Presidential candidates (and senators) John McCain and Barack Obama have found at least one issue to agree on – protecting the Great Lakes with the Great Lakes compact. Senator Obama’s support is no surprise, as the Democratic presidential hopeful is from Chicago and Illinois was one of the first states to approve the compact. Senator McCain’s support is more noteworthy, as the Republican nominee comes from Arizona – a state constantly struggling to meet its water needs.
Senator McCain was quoted in an AP story as saying: “I’ve often had dreams of giant pipe that ended up in my backyard in Phoenix. But the fact is that any decision concerning water should be made by the people who own the water. That’s the states.” The comments are almost identical to his earlier statements made in a Wisconsin TV news interview, in which McCain based his support of the Great Lakes compact on his general preference for state control of water resources.

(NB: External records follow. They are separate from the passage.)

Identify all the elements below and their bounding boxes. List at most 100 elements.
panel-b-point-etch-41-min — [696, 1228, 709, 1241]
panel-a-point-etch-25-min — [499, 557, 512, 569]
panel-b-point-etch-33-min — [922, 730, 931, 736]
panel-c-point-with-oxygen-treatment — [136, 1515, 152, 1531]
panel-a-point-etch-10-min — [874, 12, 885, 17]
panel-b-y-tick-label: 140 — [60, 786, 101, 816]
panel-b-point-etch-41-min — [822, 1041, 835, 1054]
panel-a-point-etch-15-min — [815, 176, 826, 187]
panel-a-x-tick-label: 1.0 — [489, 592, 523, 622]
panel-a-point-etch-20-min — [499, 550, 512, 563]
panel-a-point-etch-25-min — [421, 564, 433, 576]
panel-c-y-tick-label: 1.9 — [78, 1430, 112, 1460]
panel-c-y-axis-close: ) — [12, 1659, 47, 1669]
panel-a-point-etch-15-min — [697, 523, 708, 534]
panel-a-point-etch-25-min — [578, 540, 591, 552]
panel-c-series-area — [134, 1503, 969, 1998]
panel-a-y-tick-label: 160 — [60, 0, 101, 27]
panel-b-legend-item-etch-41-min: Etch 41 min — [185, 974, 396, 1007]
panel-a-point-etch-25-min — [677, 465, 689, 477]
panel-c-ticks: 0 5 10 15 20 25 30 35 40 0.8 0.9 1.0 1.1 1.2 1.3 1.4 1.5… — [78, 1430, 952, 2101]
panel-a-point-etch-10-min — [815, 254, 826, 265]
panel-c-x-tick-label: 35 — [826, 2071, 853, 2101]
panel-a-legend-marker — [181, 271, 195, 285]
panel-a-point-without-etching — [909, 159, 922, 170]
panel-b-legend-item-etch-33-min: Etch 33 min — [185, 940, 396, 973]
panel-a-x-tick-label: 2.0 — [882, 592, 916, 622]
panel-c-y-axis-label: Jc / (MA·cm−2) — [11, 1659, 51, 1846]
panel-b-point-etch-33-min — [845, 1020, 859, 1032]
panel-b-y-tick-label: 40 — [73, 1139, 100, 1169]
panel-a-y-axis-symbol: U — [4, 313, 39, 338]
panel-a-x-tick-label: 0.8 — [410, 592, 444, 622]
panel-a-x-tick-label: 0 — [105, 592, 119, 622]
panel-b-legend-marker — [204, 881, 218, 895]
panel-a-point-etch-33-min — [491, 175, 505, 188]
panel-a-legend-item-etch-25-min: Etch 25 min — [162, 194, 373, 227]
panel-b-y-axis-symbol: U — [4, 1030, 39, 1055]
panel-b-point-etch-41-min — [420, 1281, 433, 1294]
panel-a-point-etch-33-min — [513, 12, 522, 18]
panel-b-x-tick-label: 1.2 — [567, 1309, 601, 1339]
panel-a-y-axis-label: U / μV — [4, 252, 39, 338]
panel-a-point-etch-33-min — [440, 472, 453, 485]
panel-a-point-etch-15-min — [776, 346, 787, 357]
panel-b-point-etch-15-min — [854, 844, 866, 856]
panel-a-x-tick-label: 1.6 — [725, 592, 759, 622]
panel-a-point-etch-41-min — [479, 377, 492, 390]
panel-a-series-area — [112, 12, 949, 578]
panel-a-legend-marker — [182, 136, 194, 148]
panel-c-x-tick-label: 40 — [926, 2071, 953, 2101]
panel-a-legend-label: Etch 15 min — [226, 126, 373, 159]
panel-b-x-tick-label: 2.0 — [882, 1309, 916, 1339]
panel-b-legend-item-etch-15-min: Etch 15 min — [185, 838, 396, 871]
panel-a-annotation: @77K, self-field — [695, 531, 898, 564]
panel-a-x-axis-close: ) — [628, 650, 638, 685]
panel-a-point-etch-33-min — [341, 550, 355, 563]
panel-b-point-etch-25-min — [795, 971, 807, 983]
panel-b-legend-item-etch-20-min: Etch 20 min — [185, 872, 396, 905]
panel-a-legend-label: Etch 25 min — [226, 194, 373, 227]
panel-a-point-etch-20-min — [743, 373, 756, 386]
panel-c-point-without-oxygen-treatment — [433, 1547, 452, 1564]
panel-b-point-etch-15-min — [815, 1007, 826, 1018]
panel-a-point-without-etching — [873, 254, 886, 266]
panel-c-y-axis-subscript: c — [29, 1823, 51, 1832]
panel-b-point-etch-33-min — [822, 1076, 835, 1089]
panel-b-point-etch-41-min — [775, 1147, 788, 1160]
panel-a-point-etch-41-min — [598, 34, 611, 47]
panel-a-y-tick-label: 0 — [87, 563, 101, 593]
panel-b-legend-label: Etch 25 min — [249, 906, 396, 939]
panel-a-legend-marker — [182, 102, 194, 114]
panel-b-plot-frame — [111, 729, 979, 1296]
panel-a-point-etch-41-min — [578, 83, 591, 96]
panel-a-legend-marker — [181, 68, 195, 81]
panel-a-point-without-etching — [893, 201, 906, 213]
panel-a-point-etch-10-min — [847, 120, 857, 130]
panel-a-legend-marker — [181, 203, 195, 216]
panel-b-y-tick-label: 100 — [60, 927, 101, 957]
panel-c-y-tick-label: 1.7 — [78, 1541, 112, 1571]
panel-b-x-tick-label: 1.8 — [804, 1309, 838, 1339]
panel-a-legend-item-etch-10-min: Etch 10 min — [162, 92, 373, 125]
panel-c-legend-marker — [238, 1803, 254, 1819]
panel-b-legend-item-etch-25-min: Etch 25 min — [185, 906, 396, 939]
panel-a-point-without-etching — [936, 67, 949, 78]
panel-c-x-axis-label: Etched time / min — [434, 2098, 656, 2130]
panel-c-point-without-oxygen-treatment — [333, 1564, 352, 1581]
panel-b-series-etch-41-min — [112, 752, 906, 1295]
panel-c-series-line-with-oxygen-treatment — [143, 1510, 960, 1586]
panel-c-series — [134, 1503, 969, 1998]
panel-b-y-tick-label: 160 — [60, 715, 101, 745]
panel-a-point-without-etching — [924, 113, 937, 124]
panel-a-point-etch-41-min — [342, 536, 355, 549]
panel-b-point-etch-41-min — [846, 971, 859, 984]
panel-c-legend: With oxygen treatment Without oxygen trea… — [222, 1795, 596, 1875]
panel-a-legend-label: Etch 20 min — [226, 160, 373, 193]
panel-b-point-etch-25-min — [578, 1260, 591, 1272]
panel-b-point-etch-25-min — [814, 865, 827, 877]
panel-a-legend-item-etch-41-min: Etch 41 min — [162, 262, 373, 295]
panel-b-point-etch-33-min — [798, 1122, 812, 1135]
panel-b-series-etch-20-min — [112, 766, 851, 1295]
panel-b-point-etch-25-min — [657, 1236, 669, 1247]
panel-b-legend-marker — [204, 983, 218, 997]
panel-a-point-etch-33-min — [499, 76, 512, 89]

Senator Obama made his support clear in an official press release on the Great Lakes compact, stating “The Great Lakes are an international treasure and supply drinking water to almost 30 million people in our country. The Great Lakes Compact is an historic agreement to protect our Great Lakes from water diversions and exports. It is, perhaps, the most significant legal action to protect the Lakes in the last 100 years since the Boundary Waters Treaty between the U.S. and Canada. This Compact on managing Great Lakes water is essential for the environmental and economic health of the region. All eight Great Lakes states have approved the Compact and now it’s time for the Congress and the President to take action. The Compact should be quickly ratified. I will be an original co-sponsor of this legislation with Senator Carl Levin and Senator George Voinovich and will work across the aisle to pass this important bill. I am committed to working to fully implement this Compact to protect America’s truly Great Lakes.”
Skeptics might view both candidates’ support as a simple political calculation, since several Great Lakes swing states are key ‘must-wins’ to get to the White House. I think their support is more genuine and representative of the growing consensus around regional water protection efforts. Either way, it’s great to have both candidates on board for the Great Lakes compact.